THE white smoke has risen in to the cool Autumnal Darlington air and a new manager has been coronated. I actually can’t remember a managerial appointment at our club that has been so highly speculated upon or where such appointment has been so crucial to get right. So, with some convenience, it probably helps that the directors have appointed none other than Mr Wright. Surely it’s a sign.

With more plot twists and red herrings than your average Agatha Christie thriller, it seemed that we swung from one candidate to another and then back again. That has led to several chairmen of clubs feeling the need to inflate their hubris by suggesting that their man had turned down the once mighty but now fallen Darlo. I’m sure those words will have played out well among their constituents, but beyond their little worlds it just made them look a bit daft. When you have clubs like Blyth, Nuneaton and Hyde trying to score points at our expense, it ultimately only makes them look like clubs that are exactly where they are in the footballing food chain.

It’s been a fascinating few weeks reading the thoughts of fans on various social media. Suggestions for candidates swung from the wildly nostalgic to the very optimistic. At the end of the day, the board had a difficult choice to make and had to apply a good dose of pragmatism in their process. Could they have done better throughout the process? Possibly yes, although we have to remember this is the first time the directors have appointed a manager. I can imagine it will have been a stressful time for all involved. Any appointment would be a gamble and the financial risk of the new manager failing considering our financial state would be unthinkable. It wouldn’t surprise me if there had been a sleepless night or two over the last week or so.

In Tommy Wright, we have appointed a manager who has had faith and patience with young players turned away from professional academies, something that our previous manager didn’t. Given our need to start consolidating as a football club, this is the sort of approach that we would do well to encourage. While Martin Gray started looking further afield for players having decided that the local talent simply wasn’t there, I suspect Tommy Wright may be more accommodating to players closer to home. You only had to look at the group of players put together by South Shields to see there is still plenty of talent in the North-East that could come in to improve our team. While most of the players fielded by the Mariners were brought in from Northern League clubs, a number of them had spent time in one of the big three clubs' academies. These are the type of players that we need to refocus our attention on and I suspect Wright will do just that.

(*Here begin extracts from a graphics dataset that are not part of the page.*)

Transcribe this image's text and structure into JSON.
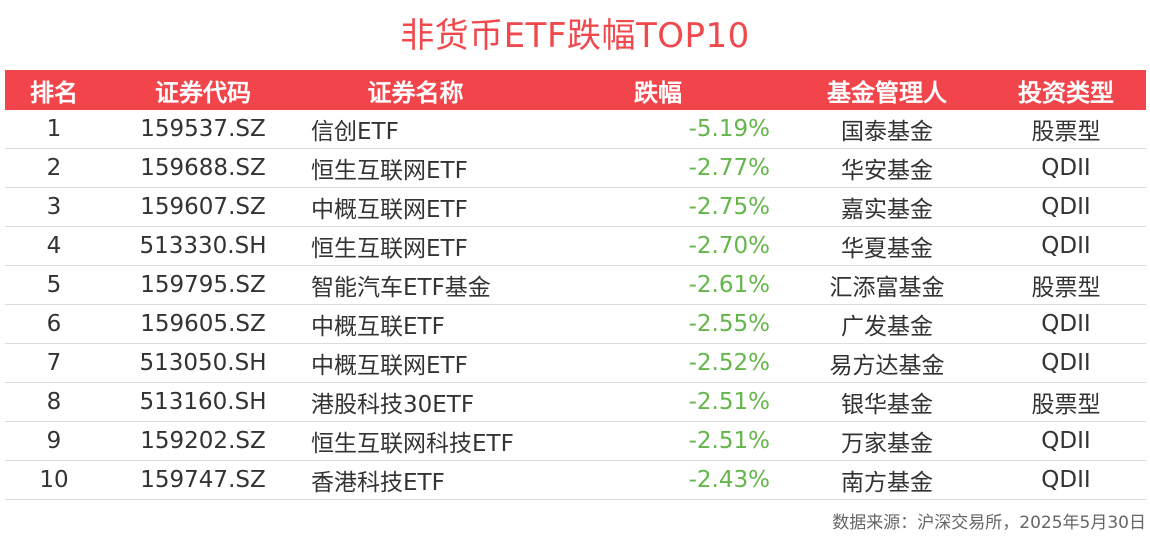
{
  "title": "非货币ETF跌幅TOP10",
  "headers": {
    "rank": "排名",
    "code": "证券代码",
    "name": "证券名称",
    "change": "跌幅",
    "manager": "基金管理人",
    "type": "投资类型"
  },
  "rows": [
    {
      "rank": "1",
      "code": "159537.SZ",
      "name": "信创ETF",
      "change": "-5.19%",
      "manager": "国泰基金",
      "type": "股票型"
    },
    {
      "rank": "2",
      "code": "159688.SZ",
      "name": "恒生互联网ETF",
      "change": "-2.77%",
      "manager": "华安基金",
      "type": "QDII"
    },
    {
      "rank": "3",
      "code": "159607.SZ",
      "name": "中概互联网ETF",
      "change": "-2.75%",
      "manager": "嘉实基金",
      "type": "QDII"
    },
    {
      "rank": "4",
      "code": "513330.SH",
      "name": "恒生互联网ETF",
      "change": "-2.70%",
      "manager": "华夏基金",
      "type": "QDII"
    },
    {
      "rank": "5",
      "code": "159795.SZ",
      "name": "智能汽车ETF基金",
      "change": "-2.61%",
      "manager": "汇添富基金",
      "type": "股票型"
    },
    {
      "rank": "6",
      "code": "159605.SZ",
      "name": "中概互联ETF",
      "change": "-2.55%",
      "manager": "广发基金",
      "type": "QDII"
    },
    {
      "rank": "7",
      "code": "513050.SH",
      "name": "中概互联网ETF",
      "change": "-2.52%",
      "manager": "易方达基金",
      "type": "QDII"
    },
    {
      "rank": "8",
      "code": "513160.SH",
      "name": "港股科技30ETF",
      "change": "-2.51%",
      "manager": "银华基金",
      "type": "股票型"
    },
    {
      "rank": "9",
      "code": "159202.SZ",
      "name": "恒生互联网科技ETF",
      "change": "-2.51%",
      "manager": "万家基金",
      "type": "QDII"
    },
    {
      "rank": "10",
      "code": "159747.SZ",
      "name": "香港科技ETF",
      "change": "-2.43%",
      "manager": "南方基金",
      "type": "QDII"
    }
  ],
  "source": "数据来源：沪深交易所，2025年5月30日",
  "colors": {
    "header_bg": "#f2454b",
    "title": "#f0484c",
    "negative_change": "#63b649"
  }
}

Alongside Wright, the perfect option as far as the fans are concerned is the appointment of Alan White as his assistant manager. I love Alan White. Yeah, he goes over the top occasionally and may have minor disagreements with officials but his never say die attitude, like that of Wright, appeals to the fans. It’s the sort of attitude that has maybe been lacking in our squad for the most of this season. For as much as Phil Turnbull and Gary Brown have talked up their team-mates during their caretaker reign, something hasn’t been right among a group of players who were good enough to make the play-off places last season but which has struggled against poor opposition this season. Hopefully, the new management team will get the players pumped up and motivated in a way that they themselves displayed when pulling on our black and white shirts.